Hal Falk noted that not only is the plastic unsafe for animals, but also for the children who will soon be playing on the beach.

“The beach is not very clean with all this plastic here. It accumulates in the sand and it is hard to clean it out. I expected more large items, not so much fine stuff,” said Falk.

“That causes problems when kids play here. And the seagulls are here, and the plastic is probably small enough for them to pick up and inadvertently swallow which could cause problems with their intestines and could eventually kill them.”

Eight-year-old Kyle Samuel has a project of his own called Ban the Bag which focuses on plastic bag use in North Bay.

So, it was a natural fit for him to help rid the beach of plastic.

“I have been finding a lot of plastic. Throwing away plastic is just wrong. It is depressing. Do people care about animals? That’s what I want to know because plastic can kill animals.”  

Parley is currently on its way to Tofino, British Columbia as part of a Canadian tour.
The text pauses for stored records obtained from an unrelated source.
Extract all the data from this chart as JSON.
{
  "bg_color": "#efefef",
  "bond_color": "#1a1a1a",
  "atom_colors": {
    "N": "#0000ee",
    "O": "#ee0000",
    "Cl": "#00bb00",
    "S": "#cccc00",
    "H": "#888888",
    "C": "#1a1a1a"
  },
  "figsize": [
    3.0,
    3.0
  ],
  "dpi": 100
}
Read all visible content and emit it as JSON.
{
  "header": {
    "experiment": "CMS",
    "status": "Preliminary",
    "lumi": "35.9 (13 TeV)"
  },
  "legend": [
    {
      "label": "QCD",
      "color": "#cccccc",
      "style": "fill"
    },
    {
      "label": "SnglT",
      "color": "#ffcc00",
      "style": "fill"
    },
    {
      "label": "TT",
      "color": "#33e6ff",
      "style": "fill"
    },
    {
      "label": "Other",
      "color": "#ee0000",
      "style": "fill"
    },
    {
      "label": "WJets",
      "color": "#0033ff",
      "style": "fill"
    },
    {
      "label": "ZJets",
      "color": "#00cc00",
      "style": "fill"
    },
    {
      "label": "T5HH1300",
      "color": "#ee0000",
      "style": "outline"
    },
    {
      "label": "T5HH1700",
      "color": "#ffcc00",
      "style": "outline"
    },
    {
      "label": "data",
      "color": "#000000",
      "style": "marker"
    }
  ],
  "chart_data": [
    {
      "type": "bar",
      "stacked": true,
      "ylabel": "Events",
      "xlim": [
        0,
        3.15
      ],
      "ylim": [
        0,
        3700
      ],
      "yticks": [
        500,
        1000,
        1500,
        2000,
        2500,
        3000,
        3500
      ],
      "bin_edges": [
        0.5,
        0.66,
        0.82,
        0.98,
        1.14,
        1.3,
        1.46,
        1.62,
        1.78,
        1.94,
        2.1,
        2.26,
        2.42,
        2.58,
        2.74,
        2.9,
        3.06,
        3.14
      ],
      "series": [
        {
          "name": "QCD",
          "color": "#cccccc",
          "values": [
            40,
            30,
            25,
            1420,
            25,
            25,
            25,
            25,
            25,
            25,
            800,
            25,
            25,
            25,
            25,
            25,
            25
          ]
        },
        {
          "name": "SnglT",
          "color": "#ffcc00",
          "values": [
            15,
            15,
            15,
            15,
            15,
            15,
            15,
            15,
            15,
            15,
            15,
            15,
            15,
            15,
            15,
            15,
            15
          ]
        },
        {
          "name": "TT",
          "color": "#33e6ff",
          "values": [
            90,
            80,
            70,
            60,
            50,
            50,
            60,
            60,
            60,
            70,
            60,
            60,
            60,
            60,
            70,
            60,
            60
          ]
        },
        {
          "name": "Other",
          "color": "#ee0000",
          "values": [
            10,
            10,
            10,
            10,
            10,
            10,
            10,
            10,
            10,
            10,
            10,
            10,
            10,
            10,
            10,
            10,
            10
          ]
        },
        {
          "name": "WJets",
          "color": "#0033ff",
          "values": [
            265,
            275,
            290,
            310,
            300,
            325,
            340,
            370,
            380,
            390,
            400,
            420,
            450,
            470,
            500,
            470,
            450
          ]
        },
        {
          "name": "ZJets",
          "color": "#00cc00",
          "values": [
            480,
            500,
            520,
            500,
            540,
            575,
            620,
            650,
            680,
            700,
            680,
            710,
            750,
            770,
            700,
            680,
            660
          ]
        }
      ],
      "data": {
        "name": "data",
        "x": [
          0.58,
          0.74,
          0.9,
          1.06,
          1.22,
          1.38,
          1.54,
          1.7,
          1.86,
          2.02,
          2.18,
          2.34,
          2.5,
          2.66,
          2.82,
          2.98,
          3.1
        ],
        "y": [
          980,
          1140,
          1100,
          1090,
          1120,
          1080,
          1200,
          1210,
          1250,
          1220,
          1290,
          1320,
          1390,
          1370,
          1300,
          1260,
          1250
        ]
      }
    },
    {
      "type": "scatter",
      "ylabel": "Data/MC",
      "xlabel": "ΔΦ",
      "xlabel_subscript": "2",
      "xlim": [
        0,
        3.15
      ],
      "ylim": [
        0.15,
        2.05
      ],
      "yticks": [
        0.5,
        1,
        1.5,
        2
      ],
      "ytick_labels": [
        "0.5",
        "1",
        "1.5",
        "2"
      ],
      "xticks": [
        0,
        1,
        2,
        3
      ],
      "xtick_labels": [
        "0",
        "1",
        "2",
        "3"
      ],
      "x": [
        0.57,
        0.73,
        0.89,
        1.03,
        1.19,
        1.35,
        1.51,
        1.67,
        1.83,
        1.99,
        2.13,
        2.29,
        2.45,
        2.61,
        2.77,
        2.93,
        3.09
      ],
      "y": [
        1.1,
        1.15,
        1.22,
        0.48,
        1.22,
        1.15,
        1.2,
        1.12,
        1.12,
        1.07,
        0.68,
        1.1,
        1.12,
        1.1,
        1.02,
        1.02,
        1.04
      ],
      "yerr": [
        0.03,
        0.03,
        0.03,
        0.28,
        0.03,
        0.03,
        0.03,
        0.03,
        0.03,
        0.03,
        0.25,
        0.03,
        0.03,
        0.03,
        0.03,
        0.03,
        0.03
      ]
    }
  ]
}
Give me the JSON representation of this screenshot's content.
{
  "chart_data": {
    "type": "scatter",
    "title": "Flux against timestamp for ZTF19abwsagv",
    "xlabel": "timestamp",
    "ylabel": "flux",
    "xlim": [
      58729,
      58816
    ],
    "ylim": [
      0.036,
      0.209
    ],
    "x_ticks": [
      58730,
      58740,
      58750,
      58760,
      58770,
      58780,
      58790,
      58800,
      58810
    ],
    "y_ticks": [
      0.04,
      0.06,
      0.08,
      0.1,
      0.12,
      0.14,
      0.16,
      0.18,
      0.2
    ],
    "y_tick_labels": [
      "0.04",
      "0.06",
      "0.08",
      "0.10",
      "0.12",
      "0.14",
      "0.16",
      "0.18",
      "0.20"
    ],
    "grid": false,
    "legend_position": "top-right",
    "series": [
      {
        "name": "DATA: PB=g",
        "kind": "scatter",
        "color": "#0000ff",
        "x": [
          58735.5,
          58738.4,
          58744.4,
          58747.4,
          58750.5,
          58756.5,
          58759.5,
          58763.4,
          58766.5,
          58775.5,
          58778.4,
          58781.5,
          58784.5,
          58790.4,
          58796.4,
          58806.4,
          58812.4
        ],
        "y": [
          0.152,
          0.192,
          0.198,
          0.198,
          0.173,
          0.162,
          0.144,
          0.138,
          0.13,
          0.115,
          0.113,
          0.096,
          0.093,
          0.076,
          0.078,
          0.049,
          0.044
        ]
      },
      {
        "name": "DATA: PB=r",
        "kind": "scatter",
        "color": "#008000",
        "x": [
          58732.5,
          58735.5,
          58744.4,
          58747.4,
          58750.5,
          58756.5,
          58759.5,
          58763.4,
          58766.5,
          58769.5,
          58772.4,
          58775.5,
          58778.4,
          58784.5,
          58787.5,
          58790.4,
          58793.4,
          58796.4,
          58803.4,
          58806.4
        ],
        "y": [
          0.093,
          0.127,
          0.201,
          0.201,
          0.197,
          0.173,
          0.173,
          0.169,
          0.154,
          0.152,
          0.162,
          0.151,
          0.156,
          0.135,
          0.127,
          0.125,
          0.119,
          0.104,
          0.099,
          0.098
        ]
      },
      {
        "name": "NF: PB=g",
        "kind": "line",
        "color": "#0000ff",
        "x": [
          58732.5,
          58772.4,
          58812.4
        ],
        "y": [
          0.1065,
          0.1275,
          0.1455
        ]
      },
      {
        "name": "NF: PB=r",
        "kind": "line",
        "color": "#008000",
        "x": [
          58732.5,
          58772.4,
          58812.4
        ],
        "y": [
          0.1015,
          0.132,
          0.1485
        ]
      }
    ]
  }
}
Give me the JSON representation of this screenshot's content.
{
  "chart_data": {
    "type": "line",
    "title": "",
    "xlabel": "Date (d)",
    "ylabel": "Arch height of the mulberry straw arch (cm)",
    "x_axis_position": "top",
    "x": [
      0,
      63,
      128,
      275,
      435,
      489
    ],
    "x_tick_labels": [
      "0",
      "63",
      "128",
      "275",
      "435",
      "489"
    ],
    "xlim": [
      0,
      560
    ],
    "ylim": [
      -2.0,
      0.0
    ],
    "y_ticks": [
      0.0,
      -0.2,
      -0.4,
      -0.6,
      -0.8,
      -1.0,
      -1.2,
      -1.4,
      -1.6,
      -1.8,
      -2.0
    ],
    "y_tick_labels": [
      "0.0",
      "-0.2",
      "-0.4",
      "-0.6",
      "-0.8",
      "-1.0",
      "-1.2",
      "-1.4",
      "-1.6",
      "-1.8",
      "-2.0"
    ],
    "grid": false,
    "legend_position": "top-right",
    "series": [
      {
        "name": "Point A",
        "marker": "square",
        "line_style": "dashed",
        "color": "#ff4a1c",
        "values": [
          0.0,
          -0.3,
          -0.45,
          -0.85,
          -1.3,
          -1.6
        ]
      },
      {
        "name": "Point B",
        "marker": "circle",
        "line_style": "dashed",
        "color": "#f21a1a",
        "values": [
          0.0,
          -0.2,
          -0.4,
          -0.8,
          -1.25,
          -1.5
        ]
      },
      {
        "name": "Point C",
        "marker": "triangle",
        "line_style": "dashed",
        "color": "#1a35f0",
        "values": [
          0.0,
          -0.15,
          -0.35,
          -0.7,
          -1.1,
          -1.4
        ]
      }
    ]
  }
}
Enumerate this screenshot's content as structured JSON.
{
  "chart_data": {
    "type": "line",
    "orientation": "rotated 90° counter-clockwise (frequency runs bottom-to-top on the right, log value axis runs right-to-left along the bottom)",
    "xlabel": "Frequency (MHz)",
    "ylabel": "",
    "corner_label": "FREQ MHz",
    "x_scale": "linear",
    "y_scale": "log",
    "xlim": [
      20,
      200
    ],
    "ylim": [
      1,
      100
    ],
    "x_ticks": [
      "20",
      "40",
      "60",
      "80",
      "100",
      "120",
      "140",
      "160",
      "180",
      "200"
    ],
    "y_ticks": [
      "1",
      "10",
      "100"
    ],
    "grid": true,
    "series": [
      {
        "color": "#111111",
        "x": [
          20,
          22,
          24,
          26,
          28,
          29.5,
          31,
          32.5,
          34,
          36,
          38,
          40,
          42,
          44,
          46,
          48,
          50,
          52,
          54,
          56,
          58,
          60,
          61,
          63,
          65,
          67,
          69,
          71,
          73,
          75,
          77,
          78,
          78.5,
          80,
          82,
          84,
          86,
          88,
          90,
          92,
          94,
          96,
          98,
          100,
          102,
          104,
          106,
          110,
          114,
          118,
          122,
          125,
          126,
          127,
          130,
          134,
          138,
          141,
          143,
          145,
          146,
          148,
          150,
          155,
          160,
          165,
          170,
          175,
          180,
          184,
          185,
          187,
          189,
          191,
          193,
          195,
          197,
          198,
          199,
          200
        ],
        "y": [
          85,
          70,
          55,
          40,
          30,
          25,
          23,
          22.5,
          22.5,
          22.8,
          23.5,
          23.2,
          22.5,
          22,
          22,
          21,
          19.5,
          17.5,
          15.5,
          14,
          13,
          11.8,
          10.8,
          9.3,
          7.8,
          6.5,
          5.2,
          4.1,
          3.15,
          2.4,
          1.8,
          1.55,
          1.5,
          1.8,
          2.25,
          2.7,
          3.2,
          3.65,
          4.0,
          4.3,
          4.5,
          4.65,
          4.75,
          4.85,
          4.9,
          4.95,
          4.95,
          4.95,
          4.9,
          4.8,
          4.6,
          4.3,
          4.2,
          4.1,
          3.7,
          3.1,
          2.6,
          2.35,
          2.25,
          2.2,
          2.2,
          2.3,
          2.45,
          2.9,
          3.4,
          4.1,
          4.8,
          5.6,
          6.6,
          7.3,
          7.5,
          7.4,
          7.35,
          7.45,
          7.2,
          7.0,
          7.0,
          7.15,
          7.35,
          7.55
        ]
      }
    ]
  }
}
“Our goal is to host roughly 20 beach cleanups along the way, to get as many community members involved as possible,” said Schippers.

“During our stops we leave people with contacts for their local organizations like the North Bay Clean, Green and Beautiful group we partnered with at this stop, so that after we leave, they still have ways to activate and be involved in the solution to the problem.”  

Everything collected from the beach will be sorted and catalogued.